À travers la satire, la parodie, la caricature et autres formes de dérision, il s’agit de dire le contraire de ce que l’on pense en faisant comprendre le contraire de ce que l’on dit. L’ironie se niche donc dans l’entre-deux, dans la capacité à faire saisir, par le ton, par la formulation, par le contexte d’énonciation, les dessous du langage. Rien n’assure donc qu’elle sera comprise et, encore moins, acceptée : tout dépend des circonstances de réception. La diffusion planétaire des images (éventuellement caricaturales) multiplie les chocs culturels, d’où les débats sans cesse renaissants, au sein des grandes religions, sur la notion de « blasphème » : la circulation sans frontière des images modifie les conditions de leur réception, de sorte que la connivence attendue n’est pas toujours au rendez-vous (voir l’entretien avec François Bœspflug).

Or, ce mode d’expression décalé tend à se généraliser, à envahir tous les lieux et toutes les formes d’expression. Des décideurs politiques, des journalistes, des dirigeants d’entreprise se prêtent volontiers au jeu, en participant par exemple à des émissions satiriques comme Le Petit Journal de Canal Plus. C’est qu’en politique, la dérision opère une démystification que l’on pense bienvenue ; elle va de pair avec la transparence qu’on est en droit d’exiger d’une démocratie, puisqu’elle lève le voile, permet de dénoncer abus et absurdités. Grâce à elle, nous ne serions plus dupes des apparences mais, par la grâce d’un éclat de rire ou d’un clin d’œil, conscients de la réalité peu reluisante des rapports de force que dissimulent forcément les beaux discours, les trop belles promesses – politiques ou publicitaires. Mais croit-on encore à la force satirique de cette approche de la politique à l’heure où le personnel politique se ridiculise de lui-même ? L’image de Jérôme Cahuzac s’exprimant devant des agents des impôts en novembre 2012 à un pupitre où l’on peut lire « Lutte contre la fraude fiscale » a largement circulé sur les réseaux sociaux après les aveux de l’ex-ministre du Budget concernant son compte en Suisse. On peut en rire, et après ? Quand la réalité ressemble à ce point à la caricature, la dérision se déchaîne mais tourne à vide – inopérante, car redondante.

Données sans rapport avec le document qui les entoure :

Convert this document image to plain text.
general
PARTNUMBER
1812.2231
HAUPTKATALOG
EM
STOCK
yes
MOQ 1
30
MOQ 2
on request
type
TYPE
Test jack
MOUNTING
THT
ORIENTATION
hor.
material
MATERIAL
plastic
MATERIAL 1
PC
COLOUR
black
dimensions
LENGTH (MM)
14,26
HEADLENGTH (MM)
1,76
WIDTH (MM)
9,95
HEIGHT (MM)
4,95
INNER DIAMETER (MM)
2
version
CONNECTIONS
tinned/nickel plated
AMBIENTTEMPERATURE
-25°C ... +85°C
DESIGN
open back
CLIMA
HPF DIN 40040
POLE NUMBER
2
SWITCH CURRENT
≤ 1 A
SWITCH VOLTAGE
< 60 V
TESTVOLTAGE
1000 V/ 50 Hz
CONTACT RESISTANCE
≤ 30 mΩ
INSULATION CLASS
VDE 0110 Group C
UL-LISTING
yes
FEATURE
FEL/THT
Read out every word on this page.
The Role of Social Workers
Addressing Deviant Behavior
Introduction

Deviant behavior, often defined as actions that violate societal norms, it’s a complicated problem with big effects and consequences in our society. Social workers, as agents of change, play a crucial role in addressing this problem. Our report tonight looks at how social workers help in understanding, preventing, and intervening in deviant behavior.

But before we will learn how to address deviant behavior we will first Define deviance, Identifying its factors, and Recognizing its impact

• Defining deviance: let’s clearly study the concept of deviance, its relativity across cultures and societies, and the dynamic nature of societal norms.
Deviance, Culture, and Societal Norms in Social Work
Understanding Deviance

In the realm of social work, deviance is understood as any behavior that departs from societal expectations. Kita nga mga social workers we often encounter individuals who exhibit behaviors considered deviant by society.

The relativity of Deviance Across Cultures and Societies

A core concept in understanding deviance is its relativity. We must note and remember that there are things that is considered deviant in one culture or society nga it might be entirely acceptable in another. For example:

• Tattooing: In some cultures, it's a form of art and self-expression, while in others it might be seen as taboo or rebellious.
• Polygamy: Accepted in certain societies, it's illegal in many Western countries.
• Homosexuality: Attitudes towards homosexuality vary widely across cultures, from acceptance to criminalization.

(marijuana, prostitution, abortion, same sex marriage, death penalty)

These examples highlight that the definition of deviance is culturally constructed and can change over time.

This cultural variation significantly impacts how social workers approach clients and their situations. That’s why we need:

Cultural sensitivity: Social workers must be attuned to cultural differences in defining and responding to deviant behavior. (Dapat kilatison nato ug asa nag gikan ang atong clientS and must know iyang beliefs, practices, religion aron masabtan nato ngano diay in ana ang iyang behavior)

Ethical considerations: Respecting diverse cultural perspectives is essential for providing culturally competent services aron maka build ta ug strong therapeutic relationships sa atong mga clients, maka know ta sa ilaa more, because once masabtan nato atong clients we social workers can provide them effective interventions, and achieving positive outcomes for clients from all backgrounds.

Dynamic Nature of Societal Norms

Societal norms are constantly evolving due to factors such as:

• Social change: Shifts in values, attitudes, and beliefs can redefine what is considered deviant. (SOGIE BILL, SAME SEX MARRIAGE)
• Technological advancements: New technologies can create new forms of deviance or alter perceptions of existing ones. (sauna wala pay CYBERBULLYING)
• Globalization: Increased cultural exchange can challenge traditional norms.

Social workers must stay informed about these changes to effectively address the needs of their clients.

Souvent futiles dans nos pays où pluralisme et liberté d’expression bénéficient d’un solide ancrage, satires et caricatures se révèlent pourtant très utiles ailleurs. Car l’ironie, qui joue sur le contexte, a elle-même un contexte, un lieu, un temps, et ce contexte en change la signification et la portée. On peut parler de « cycles de l’ironie » (voir l’article d’Ève Charrin). Dans les pays où la liberté d’expression est contrainte, la critique du régime risquée et les blagues dangereuses, à coup sûr, l’ironie peut se révéler effective, voire explosive. Au moment des printemps arabes, l’ironie sous ses diverses formes a évidemment exercé une fonction libératrice : elle a catalysé les énergies ; elle a été la force des faibles, le terreau de leurs combats (voir l’article de Hind Meddeb sur la Tunisie). En France, au moment où balbutiait le libéralisme politique, l’ironie a également fait ses preuves : sous la monarchie de Juillet, parodies et caricatures ont bel et bien exercé sur le régime censitaire une pression constante.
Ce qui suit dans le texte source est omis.